Ils sont minuscules ou disproportionnés, fabuleux ou lucifériens, doudous attachants ou immenses et indéfinissables êtres tout fiel flambant. Ils peuplent les imaginaires par ombres, les châteaux de contes ou les forêts les plus denses de l’inconscient. Connus, inconnus, apparaissant, disparaissant, ces bêtes de somme sont en réalité exactement ce que nous en faisons, figures de l’Un, visages de l’Autre, étranges et étrangers, ne ressemblant à rien d’autre qu’à eux-mêmes, à moins que…
Le premier semble tout droit naître des détails de tableaux de Jérôme Bosch, le second du plus effroyable des cauchemars d’enfant ; quant aux suivants, ils défilent seuls ou en groupe plumes et poils au vent, et parachèvent la construction de la fresque du plus grotesque des bestiaires vivants. Ils sont tous maîtres et chefs d’œuvre à part entière, virtuels ou tangibles, tous malaxés dans une chair fantasmagorique mais pourtant transposés sur un terreau curieusement bien référentiel.
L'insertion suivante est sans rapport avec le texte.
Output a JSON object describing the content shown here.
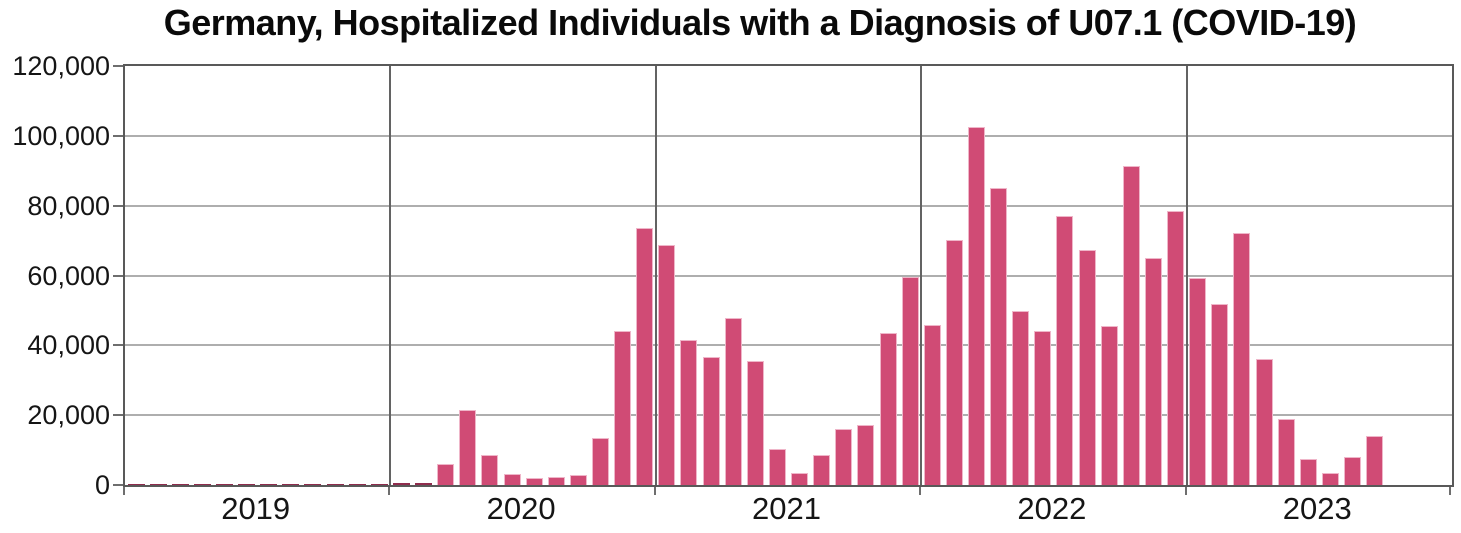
{
  "chart_data": {
    "type": "bar",
    "title": "Germany, Hospitalized Individuals with a Diagnosis of U07.1 (COVID-19)",
    "xlabel": "",
    "ylabel": "",
    "ylim": [
      0,
      120000
    ],
    "y_ticks": [
      0,
      20000,
      40000,
      60000,
      80000,
      100000,
      120000
    ],
    "y_tick_labels": [
      "0",
      "20,000",
      "40,000",
      "60,000",
      "80,000",
      "100,000",
      "120,000"
    ],
    "x_year_labels": [
      "2019",
      "2020",
      "2021",
      "2022",
      "2023"
    ],
    "legend": "none",
    "grid": {
      "horizontal": "light gray every 20,000",
      "vertical": "dark gray at year boundaries"
    },
    "bar_color": "#d04b75",
    "x": [
      "2019-01",
      "2019-02",
      "2019-03",
      "2019-04",
      "2019-05",
      "2019-06",
      "2019-07",
      "2019-08",
      "2019-09",
      "2019-10",
      "2019-11",
      "2019-12",
      "2020-01",
      "2020-02",
      "2020-03",
      "2020-04",
      "2020-05",
      "2020-06",
      "2020-07",
      "2020-08",
      "2020-09",
      "2020-10",
      "2020-11",
      "2020-12",
      "2021-01",
      "2021-02",
      "2021-03",
      "2021-04",
      "2021-05",
      "2021-06",
      "2021-07",
      "2021-08",
      "2021-09",
      "2021-10",
      "2021-11",
      "2021-12",
      "2022-01",
      "2022-02",
      "2022-03",
      "2022-04",
      "2022-05",
      "2022-06",
      "2022-07",
      "2022-08",
      "2022-09",
      "2022-10",
      "2022-11",
      "2022-12",
      "2023-01",
      "2023-02",
      "2023-03",
      "2023-04",
      "2023-05",
      "2023-06",
      "2023-07",
      "2023-08",
      "2023-09"
    ],
    "values": [
      400,
      400,
      400,
      400,
      400,
      400,
      400,
      400,
      400,
      400,
      400,
      400,
      500,
      600,
      5900,
      21600,
      8700,
      3100,
      1900,
      2200,
      2900,
      13400,
      44200,
      73500,
      68600,
      41600,
      36700,
      47900,
      35600,
      10200,
      3300,
      8500,
      15900,
      17100,
      43400,
      59700,
      45900,
      70300,
      102500,
      85200,
      49800,
      44100,
      77000,
      67300,
      45600,
      91300,
      64900,
      78400,
      59300,
      51700,
      72100,
      36100,
      18800,
      7400,
      3300,
      8000,
      13900
    ]
  }
}
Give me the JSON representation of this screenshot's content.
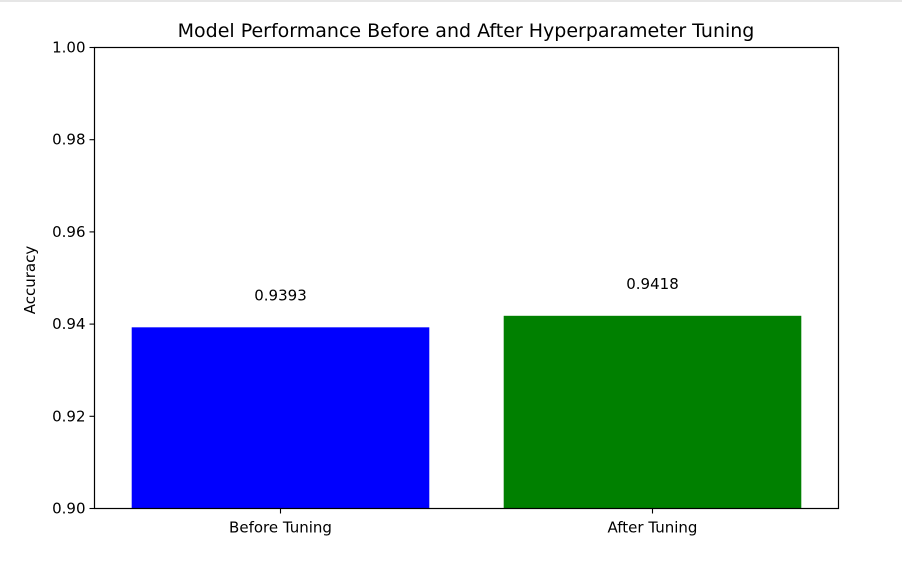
{
  "chart_data": {
    "type": "bar",
    "title": "Model Performance Before and After Hyperparameter Tuning",
    "xlabel": "",
    "ylabel": "Accuracy",
    "categories": [
      "Before Tuning",
      "After Tuning"
    ],
    "values": [
      0.9393,
      0.9418
    ],
    "value_labels": [
      "0.9393",
      "0.9418"
    ],
    "colors": [
      "#0000ff",
      "#008000"
    ],
    "ylim": [
      0.9,
      1.0
    ],
    "yticks": [
      0.9,
      0.92,
      0.94,
      0.96,
      0.98,
      1.0
    ],
    "ytick_labels": [
      "0.90",
      "0.92",
      "0.94",
      "0.96",
      "0.98",
      "1.00"
    ],
    "grid": false,
    "legend": "none"
  }
}
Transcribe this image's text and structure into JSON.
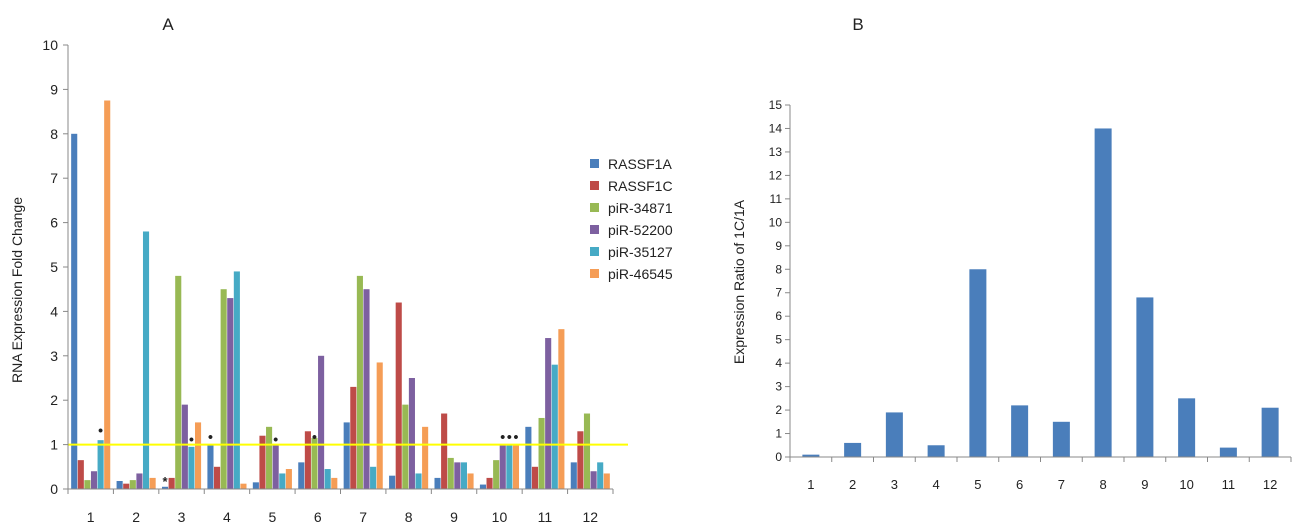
{
  "chart_data": [
    {
      "type": "bar",
      "panel_label": "A",
      "title": "",
      "xlabel": "",
      "ylabel": "RNA Expression Fold Change",
      "ylim": [
        0,
        10
      ],
      "yticks": [
        "0",
        "1",
        "2",
        "3",
        "4",
        "5",
        "6",
        "7",
        "8",
        "9",
        "10"
      ],
      "categories": [
        "1",
        "2",
        "3",
        "4",
        "5",
        "6",
        "7",
        "8",
        "9",
        "10",
        "11",
        "12"
      ],
      "grid": false,
      "legend_position": "right",
      "reference_line": {
        "value": 1,
        "color": "#ffff00"
      },
      "series": [
        {
          "name": "RASSF1A",
          "color": "#4a7ebb",
          "values": [
            8.0,
            0.18,
            0.05,
            1.0,
            0.15,
            0.6,
            1.5,
            0.3,
            0.25,
            0.1,
            1.4,
            0.6
          ]
        },
        {
          "name": "RASSF1C",
          "color": "#be4b48",
          "values": [
            0.65,
            0.12,
            0.25,
            0.5,
            1.2,
            1.3,
            2.3,
            4.2,
            1.7,
            0.25,
            0.5,
            1.3
          ]
        },
        {
          "name": "piR-34871",
          "color": "#98b954",
          "values": [
            0.2,
            0.2,
            4.8,
            4.5,
            1.4,
            1.15,
            4.8,
            1.9,
            0.7,
            0.65,
            1.6,
            1.7
          ]
        },
        {
          "name": "piR-52200",
          "color": "#7d60a0",
          "values": [
            0.4,
            0.35,
            1.9,
            4.3,
            1.0,
            3.0,
            4.5,
            2.5,
            0.6,
            1.0,
            3.4,
            0.4
          ]
        },
        {
          "name": "piR-35127",
          "color": "#46aac5",
          "values": [
            1.1,
            5.8,
            0.95,
            4.9,
            0.35,
            0.45,
            0.5,
            0.35,
            0.6,
            1.0,
            2.8,
            0.6
          ]
        },
        {
          "name": "piR-46545",
          "color": "#f59d56",
          "values": [
            8.75,
            0.25,
            1.5,
            0.12,
            0.45,
            0.25,
            2.85,
            1.4,
            0.35,
            1.0,
            3.6,
            0.35
          ]
        }
      ],
      "annotations": [
        {
          "symbol": "•",
          "category": "1",
          "series": "piR-35127",
          "y": 1.15
        },
        {
          "symbol": "*",
          "category": "3",
          "series": "RASSF1A",
          "y": 0.05
        },
        {
          "symbol": "•",
          "category": "3",
          "series": "piR-35127",
          "y": 0.95
        },
        {
          "symbol": "•",
          "category": "4",
          "series": "RASSF1A",
          "y": 1.0
        },
        {
          "symbol": "•",
          "category": "5",
          "series": "piR-52200",
          "y": 0.95
        },
        {
          "symbol": "•",
          "category": "6",
          "series": "piR-34871",
          "y": 1.0
        },
        {
          "symbol": "•",
          "category": "10",
          "series": "piR-52200",
          "y": 1.0
        },
        {
          "symbol": "•",
          "category": "10",
          "series": "piR-35127",
          "y": 1.0
        },
        {
          "symbol": "•",
          "category": "10",
          "series": "piR-46545",
          "y": 1.0
        }
      ]
    },
    {
      "type": "bar",
      "panel_label": "B",
      "title": "",
      "xlabel": "",
      "ylabel": "Expression Ratio of 1C/1A",
      "ylim": [
        0,
        15
      ],
      "yticks": [
        "0",
        "1",
        "2",
        "3",
        "4",
        "5",
        "6",
        "7",
        "8",
        "9",
        "10",
        "11",
        "12",
        "13",
        "14",
        "15"
      ],
      "categories": [
        "1",
        "2",
        "3",
        "4",
        "5",
        "6",
        "7",
        "8",
        "9",
        "10",
        "11",
        "12"
      ],
      "grid": false,
      "color": "#4a7ebb",
      "values": [
        0.1,
        0.6,
        1.9,
        0.5,
        8.0,
        2.2,
        1.5,
        14.0,
        6.8,
        2.5,
        0.4,
        2.1
      ]
    }
  ]
}
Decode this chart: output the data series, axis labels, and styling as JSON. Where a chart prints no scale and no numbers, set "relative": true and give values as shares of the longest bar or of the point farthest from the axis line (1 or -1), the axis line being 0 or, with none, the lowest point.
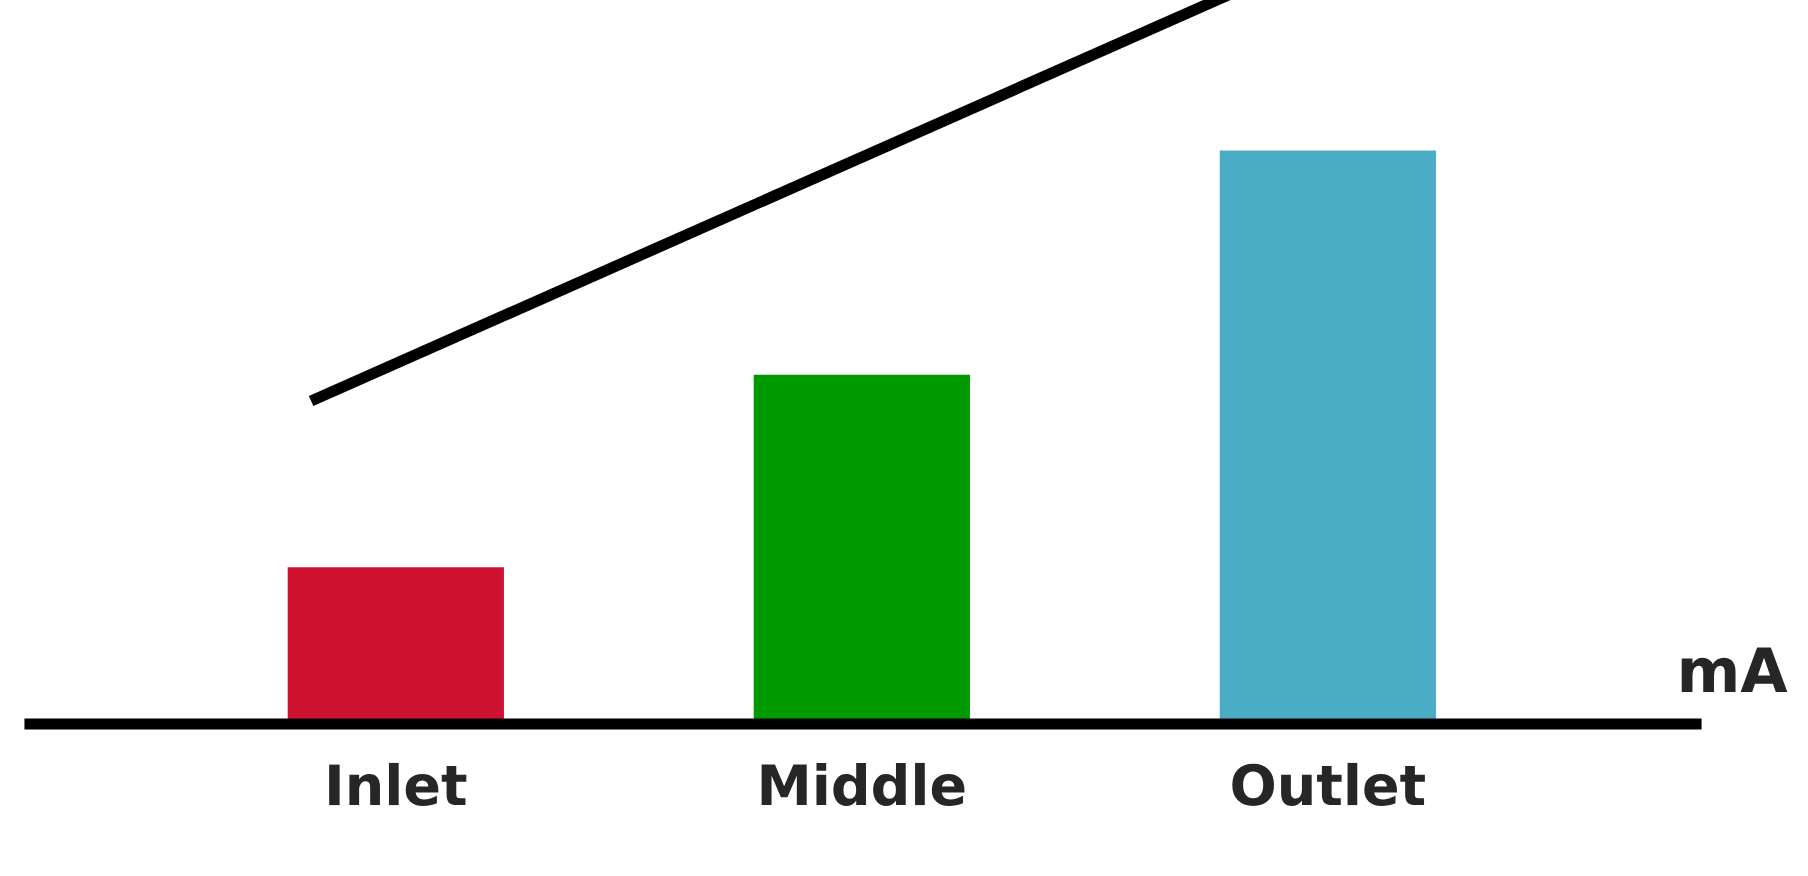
{
  "chart_data": {
    "type": "bar",
    "relative": true,
    "ylabel": "mA",
    "categories": [
      "Inlet",
      "Middle",
      "Outlet"
    ],
    "values": [
      0.275,
      0.61,
      1
    ],
    "colors": [
      "#d01232",
      "#009a00",
      "#4bacc6"
    ],
    "grid": false,
    "legend": false
  }
}
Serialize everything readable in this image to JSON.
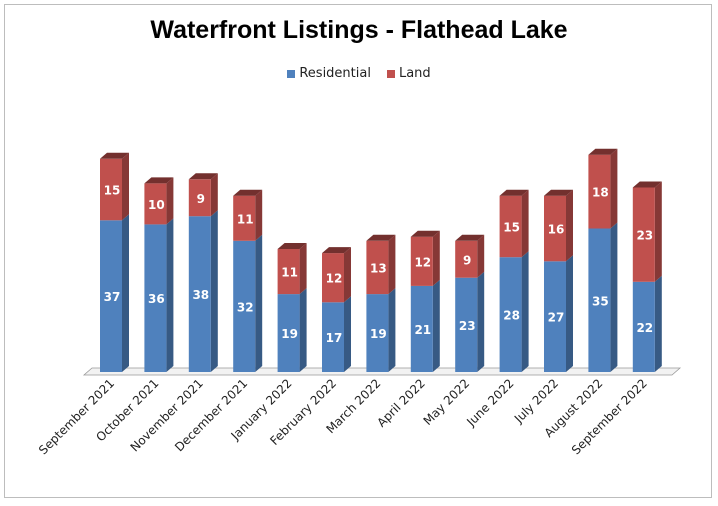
{
  "chart_data": {
    "type": "bar",
    "stacked": true,
    "title": "Waterfront Listings - Flathead Lake",
    "xlabel": "",
    "ylabel": "",
    "legend_position": "top",
    "categories": [
      "September 2021",
      "October 2021",
      "November 2021",
      "December 2021",
      "January 2022",
      "February 2022",
      "March 2022",
      "April 2022",
      "May 2022",
      "June 2022",
      "July 2022",
      "August 2022",
      "September 2022"
    ],
    "series": [
      {
        "name": "Residential",
        "color": "#4f81bd",
        "values": [
          37,
          36,
          38,
          32,
          19,
          17,
          19,
          21,
          23,
          28,
          27,
          35,
          22
        ]
      },
      {
        "name": "Land",
        "color": "#c0504d",
        "values": [
          15,
          10,
          9,
          11,
          11,
          12,
          13,
          12,
          9,
          15,
          16,
          18,
          23
        ]
      }
    ]
  }
}
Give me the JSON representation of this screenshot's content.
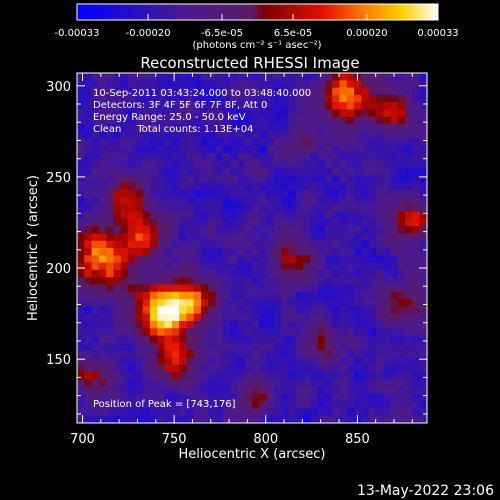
{
  "chart_data": {
    "type": "heatmap",
    "title": "Reconstructed RHESSI Image",
    "xlabel": "Heliocentric X (arcsec)",
    "ylabel": "Heliocentric Y (arcsec)",
    "xlim": [
      697,
      888
    ],
    "ylim": [
      115,
      307
    ],
    "x_ticks": [
      700,
      750,
      800,
      850
    ],
    "y_ticks": [
      150,
      200,
      250,
      300
    ],
    "colorbar": {
      "range": [
        -0.00033,
        0.00033
      ],
      "tick_values": [
        -0.00033,
        -0.0002,
        -6.5e-05,
        6.5e-05,
        0.0002,
        0.00033
      ],
      "tick_labels": [
        "-0.00033",
        "-0.00020",
        "-6.5e-05",
        "6.5e-05",
        "0.00020",
        "0.00033"
      ],
      "unit_label": "(photons cm⁻² s⁻¹ asec⁻²)",
      "colors": [
        "#0000ff",
        "#4b1a8c",
        "#5a1a6a",
        "#7a0000",
        "#e01000",
        "#ff8000",
        "#ffd000",
        "#ffffff"
      ]
    },
    "annotations": [
      "10-Sep-2011 03:43:24.000 to 03:48:40.000",
      "Detectors: 3F 4F 5F 6F 7F 8F, Att 0",
      "Energy Range: 25.0 - 50.0 keV",
      "Clean     Total counts: 1.13E+04",
      "Position of Peak = [743,176]"
    ],
    "peak": {
      "x": 743,
      "y": 176
    },
    "sources": [
      {
        "x": 743,
        "y": 176,
        "amp": 1.0,
        "sigma": 10
      },
      {
        "x": 760,
        "y": 182,
        "amp": 0.65,
        "sigma": 9
      },
      {
        "x": 710,
        "y": 205,
        "amp": 0.8,
        "sigma": 12
      },
      {
        "x": 735,
        "y": 220,
        "amp": 0.55,
        "sigma": 10
      },
      {
        "x": 750,
        "y": 150,
        "amp": 0.6,
        "sigma": 9
      },
      {
        "x": 725,
        "y": 240,
        "amp": 0.5,
        "sigma": 8
      },
      {
        "x": 845,
        "y": 295,
        "amp": 0.75,
        "sigma": 10
      },
      {
        "x": 870,
        "y": 285,
        "amp": 0.55,
        "sigma": 8
      },
      {
        "x": 880,
        "y": 225,
        "amp": 0.6,
        "sigma": 9
      },
      {
        "x": 875,
        "y": 180,
        "amp": 0.45,
        "sigma": 9
      },
      {
        "x": 815,
        "y": 205,
        "amp": 0.45,
        "sigma": 10
      },
      {
        "x": 830,
        "y": 160,
        "amp": 0.35,
        "sigma": 8
      },
      {
        "x": 795,
        "y": 130,
        "amp": 0.35,
        "sigma": 8
      },
      {
        "x": 705,
        "y": 140,
        "amp": 0.45,
        "sigma": 8
      },
      {
        "x": 820,
        "y": 270,
        "amp": 0.35,
        "sigma": 7
      }
    ]
  },
  "footer": {
    "timestamp": "13-May-2022 23:06"
  }
}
On chercherait en vain à leur déterminer un sexe ou à compter le nombre de leurs bras et jambes. On pourrait s’acharner des heures à essayer de décrypter leurs cris et d’analyser leurs couleurs. Apercevoir leurs nez, fronts et barbiches naturelles sous leurs postiches d’artifice, analyser faits magiques et gestes extraordinaires de ces hydres sans Lerne. Mais l’on finirait par comprendre qu’ils évoluent libres et qu’ils sont à la fois proches et lointains : créatures de la distance, produits d’une nature qui s’est amusée toute seule, mais aussi monstres du quotidien, aux traits et accents excessivement humains.
Un dictionnaire sans définition
Les monstres de la chorégraphe Dery Fazio constituent les entrées choisies et égarées d’une encyclopédie insolite et universelle : un « dictionnaire non exhaustif de la monstruologie », follement foutraque, bonnement branquignol. Ils viennent du Mexique, mais ils empruntent à des particularités en partage, qu’ils détournent à foison. Au panthéon du stéréotype biaisé, Pierrot se meut en boxeur à bicyclette, le fantôme pousse des pépiements angéliques et la sorcière faucheuse des enfers se retrouve prise dans les mailles du cœur et tombe éperdument amoureuse d’un échassier à visage d’homme, touchée par un Cupidon emplumé.
Leurs objets sont ceux d’une mythologie ordinaire – chaises, bouteilles sur lesquelles ils jouent aux équilibristes, lassos et fourches – et lorsqu’ils se mettent à danser, c’est aux sons improbables de morceaux à dépoussiérer le folklore sud-américain, partition kitsch de « princesse caramel » aux premiers coups de sifflet, partition rock et mixée sur la ligne d’arrivée. Une simple ombre pour toute chair, ils vivent et meurent le temps de cette musique émanant d’une toute petite boîte à rêves.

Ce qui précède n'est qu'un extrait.